Kudos to the Guardian for Conducting a Self-Analysis of Article Commentary
Their goal in conducting this analysis was as stated: “As part of a series on the rising global phenomenon of online harassment, the Guardian commissioned research into the 70m comments left on its site since 2006 and discovered that of the 10 most abused writers eight are women, and the two men are black. Hear from three of those writers, explore the data and help us host better conversations online” by Becky Gardiner, Mahana Mansfield, Ian Anderson, Josh Holder, Daan Louter and Monica Ulmanu. The methodology used is presented here.
These findings are of no surprise to those aware of the impact of implicit gender and racial bias in our society. They are likely representative of a general phenomenon across the landscape of on-line journalism and digital news sources commentary. We fully support the stand that the Guardian is taking on this issue:
But in addition to the psychological and professional harm online abuse and harassment can cause to individuals, there are social harms, too. Recent research by the Pew Centre found that not only had 40% of adults experienced harassment online but 73% had witnessed others being harassed. This must surely have a chilling effect, silencing people who might otherwise contribute to public debates – particularly women, LGBT people and people from racial or religious minorities, who see others like themselves being racially and sexually abused.
Is that the kind of culture we want to live in?
Is that the web we want?
The findings we find most pertinent are:
- Articles written by women received more blocked (i.e. abusive or disruptive) comments across almost all sections. (note: blocked comments are defined as comments that violate their published community standards)
- Some sections attracted more blocked comments than others. World news, Opinion and Environment had more than the average number of abusive or disruptive comments. And, so did Fashion.
- Some subjects attracted more abusive or disruptive comments than others. Conversations about crosswords, cricket, horse racing and jazz were respectful; discussions about the Israel/Palestine conflict were not. Articles about feminism attracted very high levels of blocked comments. And so did rape.
They also discuss the broader impacts of negative comments across social media outlets and liken them to snowflakes that can quickly become avalanches for targeted individuals:
Anonymity disinhibits people, making some of them more likely to be abusive. Mobs can form quickly: once one abusive comment is posted, others will often pile in, competing to see who can be the most cruel. This abuse can move across platforms at great speed – from Twitter, to Facebook, to blogposts – and it can be viewed on multiple devices – the desktop at work, the mobile phone at home. To the person targeted, it can feel like the perpetrator is everywhere: at home, in the office, on the bus, in the street.

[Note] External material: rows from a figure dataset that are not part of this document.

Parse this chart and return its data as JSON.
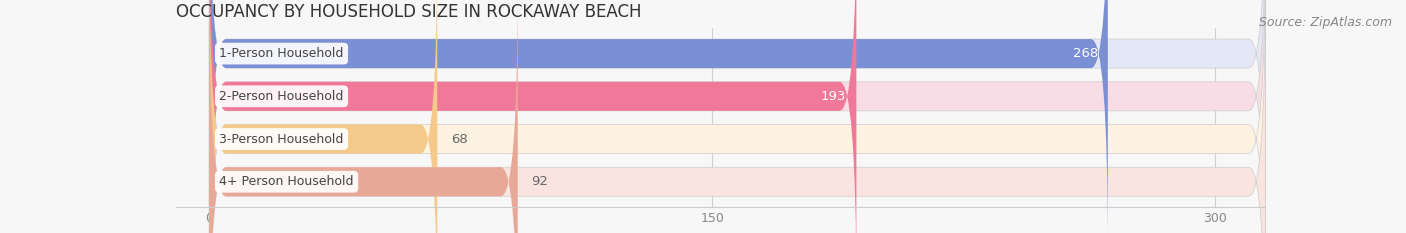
{
  "title": "OCCUPANCY BY HOUSEHOLD SIZE IN ROCKAWAY BEACH",
  "source_text": "Source: ZipAtlas.com",
  "categories": [
    "1-Person Household",
    "2-Person Household",
    "3-Person Household",
    "4+ Person Household"
  ],
  "values": [
    268,
    193,
    68,
    92
  ],
  "bar_colors": [
    "#7b8fd4",
    "#f07898",
    "#f5c98a",
    "#e8a898"
  ],
  "bar_bg_colors": [
    "#e4e7f5",
    "#f8dde6",
    "#fdf3e0",
    "#f9e4e0"
  ],
  "label_colors": [
    "#ffffff",
    "#ffffff",
    "#888888",
    "#888888"
  ],
  "xlim": [
    -10,
    315
  ],
  "xticks": [
    0,
    150,
    300
  ],
  "title_fontsize": 12,
  "source_fontsize": 9,
  "bar_label_fontsize": 9.5,
  "category_fontsize": 9,
  "figsize": [
    14.06,
    2.33
  ],
  "dpi": 100,
  "bg_color": "#f7f7f7"
}
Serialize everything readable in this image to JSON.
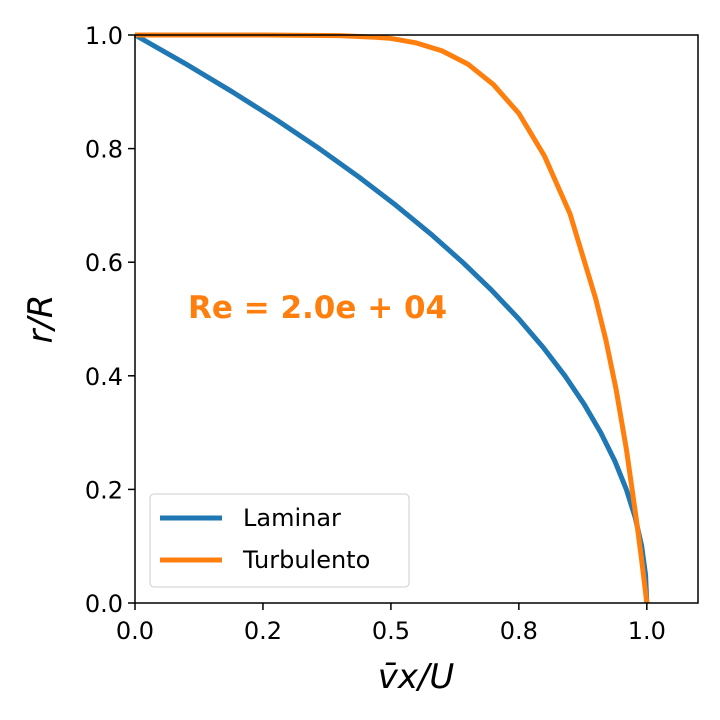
{
  "chart_data": {
    "type": "line",
    "xlabel": "v̄x/U",
    "ylabel": "r/R",
    "xlim": [
      0.0,
      1.1
    ],
    "ylim": [
      0.0,
      1.0
    ],
    "xticks": [
      0.0,
      0.25,
      0.5,
      0.75,
      1.0
    ],
    "xtick_labels": [
      "0.0",
      "0.2",
      "0.5",
      "0.8",
      "1.0"
    ],
    "yticks": [
      0.0,
      0.2,
      0.4,
      0.6,
      0.8,
      1.0
    ],
    "ytick_labels": [
      "0.0",
      "0.2",
      "0.4",
      "0.6",
      "0.8",
      "1.0"
    ],
    "grid": false,
    "legend_position": "lower-left",
    "annotation": {
      "text": "Re = 2.0e + 04",
      "color": "#ff7f0e"
    },
    "series": [
      {
        "name": "Laminar",
        "color": "#1f77b4",
        "x": [
          0.0,
          0.0975,
          0.19,
          0.2775,
          0.36,
          0.4375,
          0.51,
          0.5775,
          0.64,
          0.6975,
          0.75,
          0.7975,
          0.84,
          0.8775,
          0.91,
          0.9375,
          0.96,
          0.9775,
          0.99,
          0.9975,
          1.0
        ],
        "y": [
          1.0,
          0.95,
          0.9,
          0.85,
          0.8,
          0.75,
          0.7,
          0.65,
          0.6,
          0.55,
          0.5,
          0.45,
          0.4,
          0.35,
          0.3,
          0.25,
          0.2,
          0.15,
          0.1,
          0.05,
          0.0
        ]
      },
      {
        "name": "Turbulento",
        "color": "#ff7f0e",
        "x": [
          0.0,
          0.25,
          0.4,
          0.47,
          0.5,
          0.55,
          0.6,
          0.65,
          0.7,
          0.75,
          0.8,
          0.85,
          0.9,
          0.92,
          0.94,
          0.96,
          0.97,
          0.98,
          0.99,
          1.0
        ],
        "y": [
          1.0,
          1.0,
          0.999,
          0.996,
          0.994,
          0.986,
          0.972,
          0.949,
          0.913,
          0.862,
          0.787,
          0.685,
          0.536,
          0.463,
          0.376,
          0.271,
          0.208,
          0.144,
          0.075,
          0.0
        ]
      }
    ]
  }
}
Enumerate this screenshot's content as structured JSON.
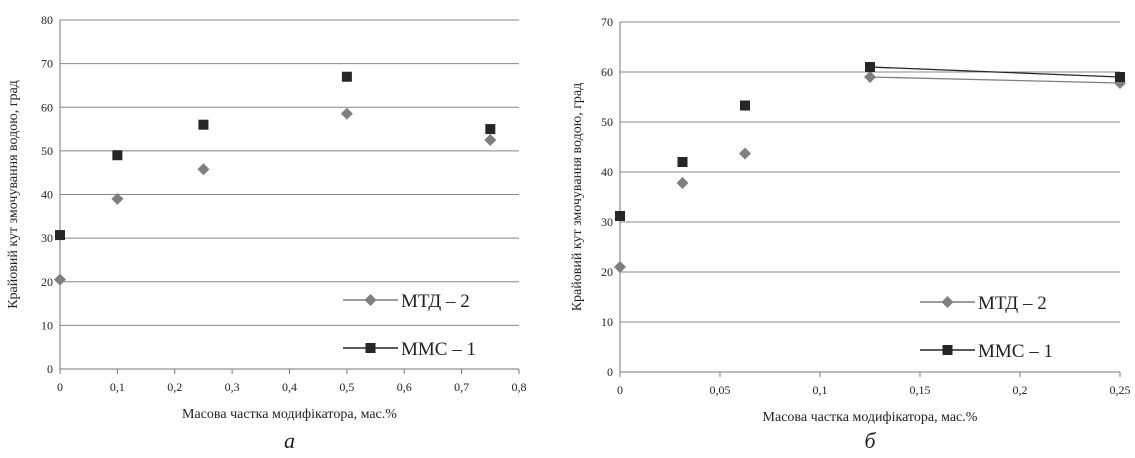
{
  "chart_data": [
    {
      "type": "scatter",
      "caption": "а",
      "xlabel": "Масова частка модифікатора, мас.%",
      "ylabel": "Крайовий кут змочування водою, град",
      "xlim": [
        0,
        0.8
      ],
      "ylim": [
        0,
        80
      ],
      "x_ticks": [
        "0",
        "0,1",
        "0,2",
        "0,3",
        "0,4",
        "0,5",
        "0,6",
        "0,7",
        "0,8"
      ],
      "y_ticks": [
        "0",
        "10",
        "20",
        "30",
        "40",
        "50",
        "60",
        "70",
        "80"
      ],
      "grid": "horizontal",
      "legend_position": "bottom-right",
      "series": [
        {
          "name": "МТД – 2",
          "marker": "diamond",
          "color": "#7f7f7f",
          "x": [
            0,
            0.1,
            0.25,
            0.5,
            0.75
          ],
          "y": [
            20.5,
            39,
            45.8,
            58.5,
            52.5
          ]
        },
        {
          "name": "ММС – 1",
          "marker": "square",
          "color": "#262626",
          "x": [
            0,
            0.1,
            0.25,
            0.5,
            0.75
          ],
          "y": [
            30.7,
            49,
            56,
            67,
            55
          ]
        }
      ]
    },
    {
      "type": "scatter",
      "caption": "б",
      "xlabel": "Масова частка модифікатора, мас.%",
      "ylabel": "Крайовий кут змочування водою, град",
      "xlim": [
        0,
        0.25
      ],
      "ylim": [
        0,
        70
      ],
      "x_ticks": [
        "0",
        "0,05",
        "0,1",
        "0,15",
        "0,2",
        "0,25"
      ],
      "y_ticks": [
        "0",
        "10",
        "20",
        "30",
        "40",
        "50",
        "60",
        "70"
      ],
      "grid": "horizontal",
      "legend_position": "bottom-right",
      "series": [
        {
          "name": "МТД – 2",
          "marker": "diamond",
          "color": "#7f7f7f",
          "x": [
            0,
            0.03125,
            0.0625,
            0.125,
            0.25
          ],
          "y": [
            21,
            37.8,
            43.7,
            59,
            57.8
          ]
        },
        {
          "name": "ММС – 1",
          "marker": "square",
          "color": "#262626",
          "x": [
            0,
            0.03125,
            0.0625,
            0.125,
            0.25
          ],
          "y": [
            31.2,
            42,
            53.3,
            61,
            59
          ]
        }
      ]
    }
  ]
}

Jessica Valenti, a Guardian writer, is quoted as defining abuse as: “Imagine going to work every day and walking through a gauntlet of 100 people saying ‘You’re stupid,’ ‘You’re terrible,’ ‘You suck,’ ‘I can’t believe you get paid for this.’ It’s a terrible way to go to work.”
They include an enlightening interactive quiz to see which comments the reader would block versus those blocked by the journal. This article is well worth a read.